Do not let data scientists run your data science function

Engage the right skills: The key skill you need to successfully exploit big data is what McKinsey calls business translators who combine data savvy with industry and functional expertise. They bring it together and bring it to life. Don’t let IT lead your initiatives; don’t let Data Science run it, nor operations. This is a new function.

If data is an asset, then how do you measure your return on data? If you answer is around the size of your data lake, the number of data scientists you have, or even the number of cool-pilot-projects-that-never-got-into-production, then you’ve got it backward.

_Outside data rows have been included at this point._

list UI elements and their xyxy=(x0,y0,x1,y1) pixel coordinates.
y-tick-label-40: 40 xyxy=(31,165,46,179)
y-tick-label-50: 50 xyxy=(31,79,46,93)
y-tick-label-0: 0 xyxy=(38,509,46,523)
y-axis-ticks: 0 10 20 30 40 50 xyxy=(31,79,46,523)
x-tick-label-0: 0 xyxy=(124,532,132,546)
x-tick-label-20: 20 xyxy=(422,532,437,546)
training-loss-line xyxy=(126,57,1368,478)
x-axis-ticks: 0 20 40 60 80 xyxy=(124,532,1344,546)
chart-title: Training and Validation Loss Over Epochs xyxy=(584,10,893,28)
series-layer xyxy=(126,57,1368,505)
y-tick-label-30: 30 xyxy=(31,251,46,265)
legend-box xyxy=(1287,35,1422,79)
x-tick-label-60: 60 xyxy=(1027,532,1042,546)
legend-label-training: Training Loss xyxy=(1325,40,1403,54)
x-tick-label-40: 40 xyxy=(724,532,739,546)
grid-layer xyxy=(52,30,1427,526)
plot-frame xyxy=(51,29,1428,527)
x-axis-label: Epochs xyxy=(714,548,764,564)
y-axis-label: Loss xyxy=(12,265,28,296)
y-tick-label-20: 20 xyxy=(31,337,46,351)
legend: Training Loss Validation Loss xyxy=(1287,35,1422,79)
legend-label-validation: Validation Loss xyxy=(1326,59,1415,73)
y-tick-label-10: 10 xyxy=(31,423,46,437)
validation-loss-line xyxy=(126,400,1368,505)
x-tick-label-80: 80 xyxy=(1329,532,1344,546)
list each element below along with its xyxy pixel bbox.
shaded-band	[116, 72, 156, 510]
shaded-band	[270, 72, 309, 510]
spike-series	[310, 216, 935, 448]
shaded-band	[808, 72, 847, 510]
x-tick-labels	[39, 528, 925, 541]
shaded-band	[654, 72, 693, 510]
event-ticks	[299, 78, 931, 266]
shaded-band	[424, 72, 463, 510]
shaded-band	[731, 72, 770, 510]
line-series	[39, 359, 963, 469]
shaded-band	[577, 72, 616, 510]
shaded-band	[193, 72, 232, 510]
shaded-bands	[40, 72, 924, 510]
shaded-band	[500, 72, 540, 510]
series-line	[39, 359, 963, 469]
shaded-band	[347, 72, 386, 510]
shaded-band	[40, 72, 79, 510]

Measure your return on data with metrics that your CEO care about. Speak her language. Profits. Revenues and costs. Customers. New products, especially those that through innovation gives you a sustained competitive advantage which is hard for others to replicate. Make data a board-level issue.

If you measure your big data projects on anything else then you have already lost the game. You will not get leadership from the top, because you are not engaging the top. You will not deliver quick commercial wins, because you are so focused on your shiny new data technology that you forget about the business change, which is where the real work lies. You will probably over-invest in the wrong IT capabilities. You are obviously not keeping it business focused and you will focus on technical skills rather than the translator skills that are critical to make data successful in the business.

You will fail on all five points, unless you measure your return on data with metrics for your CEO.

You will fail to deliver business value and fail to return above your cost of capital. (Like 70% of companies in the study but that should not be a comfort.)

You will fail to deliver the innovation and growth that your organization needs to survive.

“Winning with big data is not a game of chance”

You can choose success. Winning with big data is not a game of chance. There are proven business models and battle-hardened templates and methods. If you do it right, your rewards will be immense. Back to the study and remember that even in 2014 leading telecommunications companies reported 20% of profits from big data. This is not some new industry, but one that has been around for decades. In the 9 or so years since the study, the technology has made giant leaps forward and the costs have gone down. What could you achieve today?